The Ka Bar TDI Knife

I will say up front, as I have written a number of times before, I am by no means a “knife fighter.”  I am generally a “fight avoider” and a knife fight would be the sort of conflict I would truly wish to avoid at all costs.  I am, however, a proponent of always carrying a knife, as in every waking moment, unless you have to enter a vicinity in which it is prohibited.  The primary role of the knife for me is as a utility tool, and a potentially lifesaving tool at that.  If you must cut somebody free of a seatbelt or some other emergency task, you need to have a knife on you.

I have always carried a folding knife for this exact reason, although I will say that I have for many years carried a fast-deploying folder and I wear it on my support side.  The reason for this is that, should I need to press the knife into self-defense, it would most likely be under circumstances in which I cannot access my gun, or bringing the gun into play would be hazardous compared to getting the knife out.  If you have done any amount of training for contact-distance fighting, you know that a gun can be taken from you fairly easily; the knife is much more retainable and can prove the better weapon for contact distance.

So, although the knife serves a secondary role in self-defense for myself, it is still a secondary weapon on the body.  No matter how practiced you are at deploying a folding knife, and I have practiced it quite a bit, a fixed blade knife is, of course, faster and more reliable in deployment.  For this reason, serious knife guys use fixed blades if not constrained by legal issues (which is a concern, many states restrict fixed blade carry but permit most folders, so be aware of this).  Being a dedicated “not a knife guy” I never bothered carrying a fixed blade knife, outside of when hunting in the woods.  However, I came to the conclusion recently that a very small fixed blade might serve a purpose for myself.  Obviously, worn center line, the blade facilitates much faster deployment than any folder, and it can also be accessed by either hand.  Second, and this is a big one for me, I often like to have no sign of weaponry on me, including a mundane folding knife with the visible clip in the pocket.  The fixed blade, concealed under a shirt, is invisible (again, check legalities on concealed fixed blades, I use only folders when in places that prohibit fixed blade carry).

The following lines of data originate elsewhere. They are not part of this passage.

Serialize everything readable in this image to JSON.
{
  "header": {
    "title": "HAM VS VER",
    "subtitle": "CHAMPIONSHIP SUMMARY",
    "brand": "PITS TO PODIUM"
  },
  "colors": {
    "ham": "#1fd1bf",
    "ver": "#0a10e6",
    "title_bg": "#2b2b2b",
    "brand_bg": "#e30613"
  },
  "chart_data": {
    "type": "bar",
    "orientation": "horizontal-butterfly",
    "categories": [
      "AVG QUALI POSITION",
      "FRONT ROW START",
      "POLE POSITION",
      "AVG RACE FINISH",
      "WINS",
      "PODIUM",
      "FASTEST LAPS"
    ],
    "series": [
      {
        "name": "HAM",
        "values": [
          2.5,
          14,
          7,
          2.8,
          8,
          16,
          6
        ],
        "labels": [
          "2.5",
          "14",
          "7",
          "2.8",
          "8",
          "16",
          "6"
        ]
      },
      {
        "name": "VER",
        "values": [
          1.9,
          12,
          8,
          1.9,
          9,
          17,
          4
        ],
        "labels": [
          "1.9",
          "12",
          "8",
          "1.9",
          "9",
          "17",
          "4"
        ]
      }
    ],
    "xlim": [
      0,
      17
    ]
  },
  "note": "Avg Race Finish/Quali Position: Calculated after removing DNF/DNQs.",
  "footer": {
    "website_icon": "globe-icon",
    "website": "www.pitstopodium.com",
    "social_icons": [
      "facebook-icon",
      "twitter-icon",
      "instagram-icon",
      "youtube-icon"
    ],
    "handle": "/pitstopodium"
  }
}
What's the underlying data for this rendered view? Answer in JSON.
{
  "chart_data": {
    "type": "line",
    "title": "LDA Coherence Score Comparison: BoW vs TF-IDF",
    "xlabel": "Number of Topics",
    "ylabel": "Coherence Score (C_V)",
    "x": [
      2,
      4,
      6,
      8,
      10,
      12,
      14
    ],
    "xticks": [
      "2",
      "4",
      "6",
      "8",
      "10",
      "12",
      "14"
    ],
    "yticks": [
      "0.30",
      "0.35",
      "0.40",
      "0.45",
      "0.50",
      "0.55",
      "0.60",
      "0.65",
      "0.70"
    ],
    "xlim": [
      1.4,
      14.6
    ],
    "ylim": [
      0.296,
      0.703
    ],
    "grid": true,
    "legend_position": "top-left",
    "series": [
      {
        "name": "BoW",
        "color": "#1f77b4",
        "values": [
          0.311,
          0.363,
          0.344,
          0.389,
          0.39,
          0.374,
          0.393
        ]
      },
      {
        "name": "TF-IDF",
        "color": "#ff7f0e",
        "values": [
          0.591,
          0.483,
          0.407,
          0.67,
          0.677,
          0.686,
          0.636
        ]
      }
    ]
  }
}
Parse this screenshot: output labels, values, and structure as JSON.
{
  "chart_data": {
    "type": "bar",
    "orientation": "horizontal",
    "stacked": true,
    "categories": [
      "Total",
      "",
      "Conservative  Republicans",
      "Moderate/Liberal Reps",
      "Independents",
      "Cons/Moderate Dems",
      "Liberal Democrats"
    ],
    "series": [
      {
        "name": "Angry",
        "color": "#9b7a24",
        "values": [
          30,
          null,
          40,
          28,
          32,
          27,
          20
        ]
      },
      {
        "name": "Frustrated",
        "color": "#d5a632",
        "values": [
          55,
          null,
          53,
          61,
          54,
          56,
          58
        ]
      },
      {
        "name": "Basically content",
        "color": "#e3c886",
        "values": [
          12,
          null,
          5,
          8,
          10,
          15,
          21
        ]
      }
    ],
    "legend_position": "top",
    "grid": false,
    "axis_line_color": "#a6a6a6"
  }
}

Wanting the fixed blade option, I gravitated immediately to the Ka Bar TDI.  At the time of this writing, this is actually a well-established knife design, and rightly so.  A few years ago someone might look at it and shake their head.  Now, the merits of the design are rather well known.  I find the TDI offers significant capability in a small package, much like the Glock 26 you see pictured that the TDI backs up.

The curved handle design makes accessing and drawing the knife faster and more intuitive than grabbing a more vertical-sitting traditional fixed blade, at least for me.  This curved design also makes the blade ideal for the reason it was originally designed: as a handgun retention tool.  Slashing across an assailant’s arms or body to retain your handgun is accomplished more naturally with this design.  In my opinion, this knife is excellent as a defensive blade for the knife carrying yet “non-knife guy” like myself.  Granted, I have some basic training in knife techniques, but again, I don’t put much work into it.  This being the case, the TDI design makes using it defensively more intuitive.  A simple punching motion puts the blade in contact with the target, giving great strength to the blow.  A punch-and-twist of this tiny blade can cause massive damage, despite how small the blade is.

The TDI works wonderfully for the non-enthusiast knife carrier.  The design allows it to be drawn with either hand and it can be brought to bear with great speed.  It is ideal for weapon retention.  To use it defensively it works right into more intuitive hand skills.  Being as short as it is in the blade, it will prove more legally acceptable than a lot of other fixed-blade alternatives.  Overall, I recommend this tool for anyone looking for a small fixed blade that can ride completely concealed, cut a seat belt in an emergency, or cut an attacker off your gun.